I had a little trouble wrapping my head around the former concept, until Bryne provided the example of Matthew Whitaker. Born 23 weeks premature, he was never able to see but seemed to have enhanced musical abilities — he played seven instruments (thanks in part to all-day lessons on Saturdays in NYC) and perceived all sounds as musical. His description of the city:
“There is music everywhere. Everybody has a smile on their face. It’s musical, it’s dark and so beautiful.”
From McLuhan, Byrne moved to Erik Satie’s idea of “furniture” music and then on to Muzak (coincidentally, I read this last chapter on the day that the news broke that Musak‘s name was about to change, re-branded as “Mood”) and further investigations of musical environments. One paragraph in particular struck me:
The concept of a musical soporific doesn’t workd across the board, though. Not every activity is improved by adding a soundtrack. I can’t listen to music while I write this, though I have friends who have music playing constantly in their studios while they paint, do Photoshop work, or design web pages. But my attention is always drawn to music. One recent study claims that analytical work is hindered by music, while creative work can get a boost. I guess it depends on the creative work, and on what kind of music you’re talking about.
Not every activity is improved by a soundtrack? Hmmm. OK, I’ll admit that I’m one of those people who has music playing almost all the time. Heck, I used to have one of those bathroom shower radios that you hung over the shower head with a rope. But I can see how music might be a distraction in certain situations, not that that happens to me or anything.
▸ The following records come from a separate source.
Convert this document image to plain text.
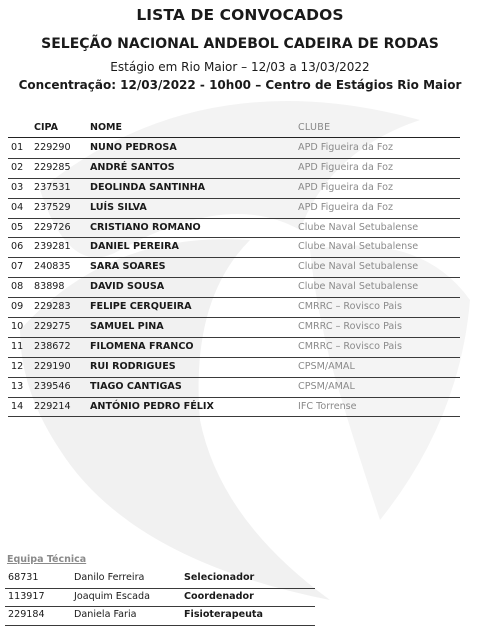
LISTA DE CONVOCADOS
SELEÇÃO NACIONAL ANDEBOL CADEIRA DE RODAS
Estágio em Rio Maior – 12/03 a 13/03/2022
Concentração: 12/03/2022 - 10h00 – Centro de Estágios Rio Maior
CIPA	NOME	CLUBE
01 229290 NUNO PEDROSA	APD Figueira da Foz
02 229285 ANDRÉ SANTOS	APD Figueira da Foz
03 237531 DEOLINDA SANTINHA	APD Figueira da Foz
04 237529 LUÍS SILVA	APD Figueira da Foz
05 229726 CRISTIANO ROMANO	Clube Naval Setubalense
06 239281 DANIEL PEREIRA	Clube Naval Setubalense
07 240835 SARA SOARES	Clube Naval Setubalense
08 83898	DAVID SOUSA	Clube Naval Setubalense
09 229283 FELIPE CERQUEIRA	CMRRC – Rovisco Pais
10 229275 SAMUEL PINA	CMRRC – Rovisco Pais
11 238672 FILOMENA FRANCO	CMRRC – Rovisco Pais
12 229190 RUI RODRIGUES	CPSM/AMAL
13 239546 TIAGO CANTIGAS	CPSM/AMAL
14 229214 ANTÓNIO PEDRO FÉLIX	IFC Torrense
Equipa Técnica
68731	Danilo Ferreira	Selecionador
113917	Joaquim Escada	Coordenador
229184	Daniela Faria	Fisioterapeuta
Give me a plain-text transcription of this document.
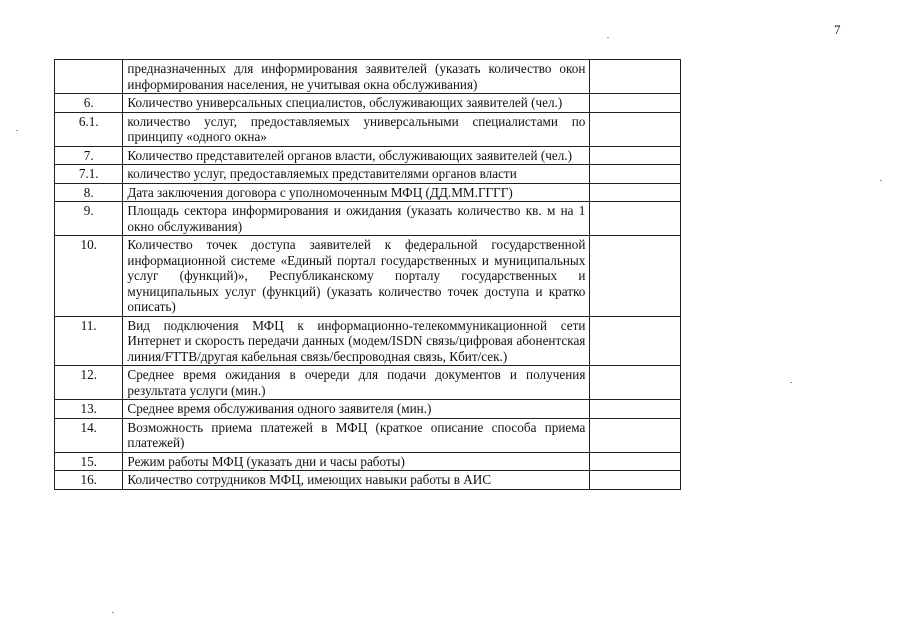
7
	предназначенных для информирования заявителей (указать количество окон информирования населения, не учитывая окна обслуживания)	
6.	Количество универсальных специалистов, обслуживающих заявителей (чел.)	
6.1.	количество услуг, предоставляемых универсальными специалистами по принципу «одного окна»	
7.	Количество представителей органов власти, обслуживающих заявителей (чел.)	
7.1.	количество услуг, предоставляемых представителями органов власти	
8.	Дата заключения договора с уполномоченным МФЦ (ДД.ММ.ГГГГ)	
9.	Площадь сектора информирования и ожидания (указать количество кв. м на 1 окно обслуживания)	
10.	Количество точек доступа заявителей к федеральной государственной информационной системе «Единый портал государственных и муниципальных услуг (функций)», Республиканскому порталу государственных и муниципальных услуг (функций) (указать количество точек доступа и кратко описать)	
11.	Вид подключения МФЦ к информационно-телекоммуникационной сети Интернет и скорость передачи данных (модем/ISDN связь/цифровая абонентская линия/FTTB/другая кабельная связь/беспроводная связь, Кбит/сек.)	
12.	Среднее время ожидания в очереди для подачи документов и получения результата услуги (мин.)	
13.	Среднее время обслуживания одного заявителя (мин.)	
14.	Возможность приема платежей в МФЦ (краткое описание способа приема платежей)	
15.	Режим работы МФЦ (указать дни и часы работы)	
16.	Количество сотрудников МФЦ, имеющих навыки работы в АИС	
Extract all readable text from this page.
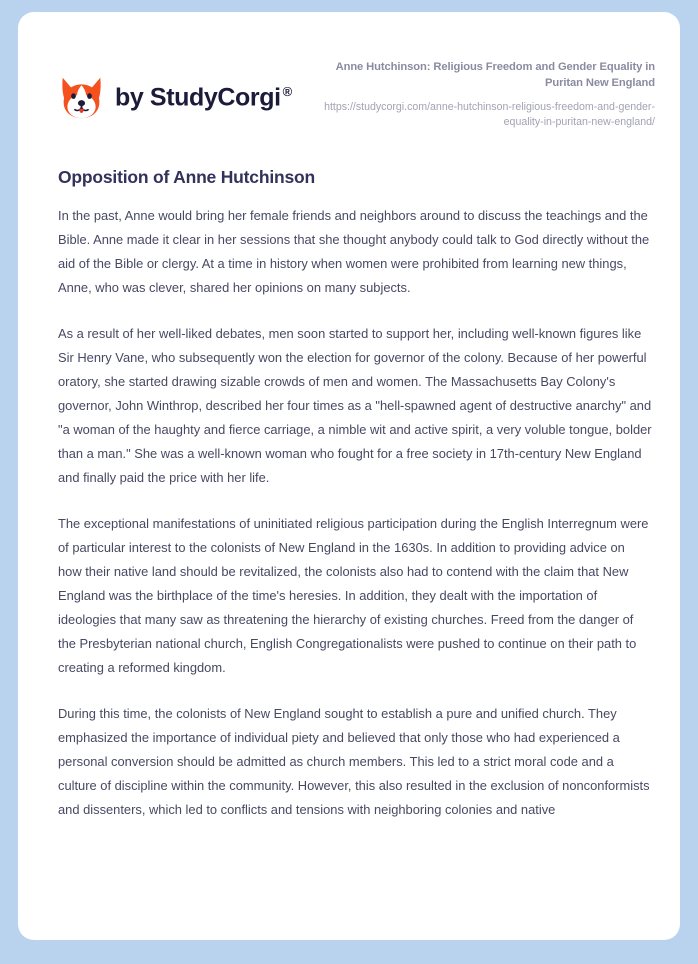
by StudyCorgi ®

Anne Hutchinson: Religious Freedom and Gender Equality in Puritan New England

https://studycorgi.com/anne-hutchinson-religious-freedom-and-gender-equality-in-puritan-new-england/

Opposition of Anne Hutchinson

In the past, Anne would bring her female friends and neighbors around to discuss the teachings and the Bible. Anne made it clear in her sessions that she thought anybody could talk to God directly without the aid of the Bible or clergy. At a time in history when women were prohibited from learning new things, Anne, who was clever, shared her opinions on many subjects.

As a result of her well-liked debates, men soon started to support her, including well-known figures like Sir Henry Vane, who subsequently won the election for governor of the colony. Because of her powerful oratory, she started drawing sizable crowds of men and women. The Massachusetts Bay Colony's governor, John Winthrop, described her four times as a "hell-spawned agent of destructive anarchy" and "a woman of the haughty and fierce carriage, a nimble wit and active spirit, a very voluble tongue, bolder than a man." She was a well-known woman who fought for a free society in 17th-century New England and finally paid the price with her life.

The exceptional manifestations of uninitiated religious participation during the English Interregnum were of particular interest to the colonists of New England in the 1630s. In addition to providing advice on how their native land should be revitalized, the colonists also had to contend with the claim that New England was the birthplace of the time's heresies. In addition, they dealt with the importation of ideologies that many saw as threatening the hierarchy of existing churches. Freed from the danger of the Presbyterian national church, English Congregationalists were pushed to continue on their path to creating a reformed kingdom.

During this time, the colonists of New England sought to establish a pure and unified church. They emphasized the importance of individual piety and believed that only those who had experienced a personal conversion should be admitted as church members. This led to a strict moral code and a culture of discipline within the community. However, this also resulted in the exclusion of nonconformists and dissenters, which led to conflicts and tensions with neighboring colonies and native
TheWife™, for instance, tends to turn off the car radio on her way home from her work place, the silence providing a source of calm from her busy day. It used to be that I’d slip a CD into the car stereo when the news of the day (provided by National Public Radio) got to be too overwhelming. That behavior has become more common as it feels like my head will explode if I hear one more story about bone-headed behavior in Washington, the Middle East, or anywhere else.
But do I ever prefer silence? Not often, though when it does happen it’s always when I’m writing: because (and you’re going to think this is weird) I like to hear the sound of the pencil being dragged across the page. No, I don’t really know why.
And as for music hindering or helping based on the kind of work being done? I’d like to read that study. I’ve been listening to music while doing “whatever” for a long time. I wrote papers back in high school with Bad Company blaring from my bedroom stereo. I worked on calculus in my dorm room with headphones one, with Kiss Alive playing at unhealthy volumes. And on any given work day, I’ve got my Sennheiser ear buds plugged in, the music locking out the sounds made by the twenty or so other engineers and their equipment. I guess I can’t say that the music is hindering my work, since I’ve never really tried working without it.
People do complain about how music has become something that’s hard to escape from in our culture. It’s “everywhere.” True enough. But for this listener, it’s not really a problem.